The Reds, brilliant last-start winners over competition leaders the Sharks, had gone into the match hoping to break a three-year drought during which they have not once won successive victories. But until they embrace the concept of always putting in the hard yards, they will be doomed to continue in their role as flashy losers.

"I think it comes down to mental toughness," said Hynes, who gives himself no chance of playing against the Force. "The Waratahs are very good in that respect. They do the job week in, week out," he said. "They have the willingness to do the hard yards and play the 'shitty' rugby if that's what is required. We want to play the pretty game but we don't want to do the hard work."

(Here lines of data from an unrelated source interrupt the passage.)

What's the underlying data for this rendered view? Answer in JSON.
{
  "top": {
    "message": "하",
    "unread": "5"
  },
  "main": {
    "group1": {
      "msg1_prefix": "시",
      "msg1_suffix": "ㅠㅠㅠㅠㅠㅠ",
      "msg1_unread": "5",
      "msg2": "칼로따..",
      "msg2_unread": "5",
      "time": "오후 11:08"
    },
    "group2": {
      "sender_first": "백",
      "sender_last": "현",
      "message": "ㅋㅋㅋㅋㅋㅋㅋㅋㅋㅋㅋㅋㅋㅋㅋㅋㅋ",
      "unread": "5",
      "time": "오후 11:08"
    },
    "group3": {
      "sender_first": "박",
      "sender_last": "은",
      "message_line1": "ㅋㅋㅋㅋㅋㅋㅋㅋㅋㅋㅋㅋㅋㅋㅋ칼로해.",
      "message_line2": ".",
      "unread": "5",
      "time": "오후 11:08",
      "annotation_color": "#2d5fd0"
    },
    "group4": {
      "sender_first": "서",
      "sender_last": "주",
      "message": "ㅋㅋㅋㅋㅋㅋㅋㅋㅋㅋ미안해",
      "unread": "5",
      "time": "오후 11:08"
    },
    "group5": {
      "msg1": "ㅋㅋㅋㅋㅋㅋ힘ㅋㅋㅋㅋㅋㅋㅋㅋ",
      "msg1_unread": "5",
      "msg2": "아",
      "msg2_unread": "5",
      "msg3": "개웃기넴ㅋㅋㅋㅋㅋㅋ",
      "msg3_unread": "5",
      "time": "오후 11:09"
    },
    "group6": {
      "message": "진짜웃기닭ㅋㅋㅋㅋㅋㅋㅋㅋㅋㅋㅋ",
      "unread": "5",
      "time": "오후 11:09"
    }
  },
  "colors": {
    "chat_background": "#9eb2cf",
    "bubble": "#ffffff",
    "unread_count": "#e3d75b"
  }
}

The game was as good as gone when the Chiefs led 19-0 after just 13 minutes. And the two staggering aspects of that scoreline is that for the first six minutes and 19 seconds the Reds were in absolute command, and that during the next 6min41sec the visitors not only scored three tries but had another incorrectly disallowed.

During Queensland's brief opening onslaught, five-eighth Quade Cooper was held up over the line, winger Blair Connor was stopped 10cm short and goalkicker Berrick Barnes ricocheted a penalty goal attempt off the right-hand upright and back into the field of play. There was a swagger about the Reds that bordered on, no, crossed the line into arrogance. Such was their dominance, that when a ball spilled loose, Cooper, rather than dive on it, audaciously kicked it, soccer-style, to Barnes who instantly passed it straight through his legs to winger Rod Davies.

The crowd oohed and aahed but soon after fell silent as Chiefs flanker Tanerau Latimer pinched possession out of the arms of number eight Leroy Houston to trigger a breakout that ended with five-eighth Stephen Donald scoring a 75m runaway try.

The sheer injustice of it all was too much for the young Reds team to comprehend and by the time they had wrapped their heads around what had happened, the Chiefs were in hot pursuit of a bonus point-clinching fourth try. That duly arrived four minutes before half-time when Donald, having noted Connor's earlier willingness to let a garryowen bounce, launched another cross kick in his direction for Muliaina to chase after and touch down.

So now comes the repercussions. Connor or his fellow rookie winger Rod Davies is likely to be dropped to allow Wallabies flyer Digby Ioane to strengthen the back three, although coach Phil Mooney admits he is loath to move Ioane from outside centre where his power and speed could cause the Force midfield of Junior Pelesasa and Ryan Cross real grief.

"The ideal would be to clone Digby but I'm not sure that's legal," Mooney quipped.
"I'm comfortable that the two kids (Connor, 20, and Davies, 19) played. They were on a steep learning curve and I'm sure Blair learned more out there in 40 minutes than he would have in three years of club rugby."

Almost certainly Scott Higginbotham will be reinstated at blindside flanker, pushing Hugh McMeniman back into the second row in place of Van Humphries.